Bisher ist über die europäische Zinsrichtlinie lediglich der automatische Austausch von Zinserträgen vorgesehen. Dieser Austausch soll jetzt erweitert werden, auf Einkommen aus Investmentfonds und anderen Finanzvehikel sowie auf persönliche Einkommen wie Gehälter, Pensionen, Entschädigungen, Mieteinnahmen und Lebensversicherungen. Auch für jegliche Kapitaleinkünfte wie Dividenden, Veräußerungsgewinne oder Lizenzgebühren soll das gelten. Die Europäische Kommission hatte diese Ausdehnung der Steuerbasis in drei Stufen von 2013 über 2015 bis 2017 bereits im vergangenen Jahr vorgeschlagen, allerdings blockierten vor allem Luxemburg und Österreich bisher die Annahme des Vorschlags.

Diese Blockade dürfte spätestens in zwei Jahren überwunden sein. Luxemburgs Premier Jean-Claude Juncker kündigte vergangene Woche an, von 2015 an automatisch Informationen über Zinseinkünfte von ausländischen Bankkunden weiterleiten zu lassen.

Auch in Österreich habe ein Umdenken eingesetzt, sagte Steuerkommissar Semeta: "Finanzministerin Fekter war nicht gegen unsere Vorschläge, das ist schon ein positives Signal." Das Pilotprojekt der fünf großen Länder, zunächst untereinander Informationen über die Einkünfte ausländischer Bankkunden auszutauschen, soll helfen, den Prozess zu beschleunigen.

Auf dem Treffen in Dublin schlossen sich vier weitere Länder - Polen, Belgien, Rumänien und die Niederlande - dem Vorstoß an.
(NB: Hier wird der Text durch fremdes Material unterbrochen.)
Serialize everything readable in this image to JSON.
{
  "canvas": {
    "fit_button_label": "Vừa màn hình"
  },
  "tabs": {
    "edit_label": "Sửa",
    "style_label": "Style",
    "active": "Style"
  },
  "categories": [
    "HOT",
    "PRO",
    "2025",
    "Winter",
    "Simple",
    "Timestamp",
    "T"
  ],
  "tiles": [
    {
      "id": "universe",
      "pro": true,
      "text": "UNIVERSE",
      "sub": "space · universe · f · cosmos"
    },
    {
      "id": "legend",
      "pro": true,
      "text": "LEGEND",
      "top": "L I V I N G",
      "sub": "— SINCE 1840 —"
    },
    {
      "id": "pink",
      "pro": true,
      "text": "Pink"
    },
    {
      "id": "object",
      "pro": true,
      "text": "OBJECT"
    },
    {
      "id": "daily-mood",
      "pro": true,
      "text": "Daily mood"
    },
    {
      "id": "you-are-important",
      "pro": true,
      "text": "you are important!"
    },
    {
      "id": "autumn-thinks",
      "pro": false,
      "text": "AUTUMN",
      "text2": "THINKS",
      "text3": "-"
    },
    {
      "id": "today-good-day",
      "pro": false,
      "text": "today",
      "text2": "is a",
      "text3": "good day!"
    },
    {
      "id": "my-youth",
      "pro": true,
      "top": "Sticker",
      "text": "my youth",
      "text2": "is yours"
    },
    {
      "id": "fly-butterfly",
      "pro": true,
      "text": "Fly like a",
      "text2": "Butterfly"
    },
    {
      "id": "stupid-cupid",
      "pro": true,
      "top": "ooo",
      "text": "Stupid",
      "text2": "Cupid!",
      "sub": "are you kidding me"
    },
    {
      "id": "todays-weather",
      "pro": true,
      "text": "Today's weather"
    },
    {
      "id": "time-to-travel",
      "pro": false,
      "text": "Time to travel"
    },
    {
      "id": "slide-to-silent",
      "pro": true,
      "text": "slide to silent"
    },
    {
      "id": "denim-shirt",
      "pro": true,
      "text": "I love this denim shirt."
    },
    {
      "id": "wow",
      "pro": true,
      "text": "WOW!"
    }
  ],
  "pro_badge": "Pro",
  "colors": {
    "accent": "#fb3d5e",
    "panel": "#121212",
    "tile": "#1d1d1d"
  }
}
Wann genau sie damit beginnen wollen, blieb in Dublin aber offen. Bundesfinanzminister Wolfgang Schäuble sagte, man müsse zunächst "einige technische Vorarbeiten" erledigen. Beispielsweise müssten die Finanzbehörden miteinander vernetzt werden, und in Deutschland sei das Ländersache. Schäuble gab sich zuversichtlich, "relativ zügig" die Erweiterung der Zinsrichtlinie durchzusetzen.

Zudem soll die Europäische Kommission "ein starkes Mandat" bekommen, ähnliche Steuerabkommen mit Drittländern wie der Schweiz, Andorra, Liechtenstein, Monaco und San Marino auszuhandeln. Angestrebt wird ebenfalls ein erweiterter automatischer Datenaustausch. Um dieses Mandat zu erteilen, müssten sich allerdings alle 27 europäischen Länder einig sein. Das ist bisher nicht gelungen.

Steuerkommissar Semeta äußerte sich auch zu diesem Thema zuversichtlich. "Ich sehe klaren Spielraum für ein Mandat", sagte er - und verwies auf den für den 22. Mai geplanten EU-Gipfel in Brüssel. Er erwarte "eine starke Verpflichtung", um den automatischen Datenaustausch als "globalen Standard" durchzusetzen.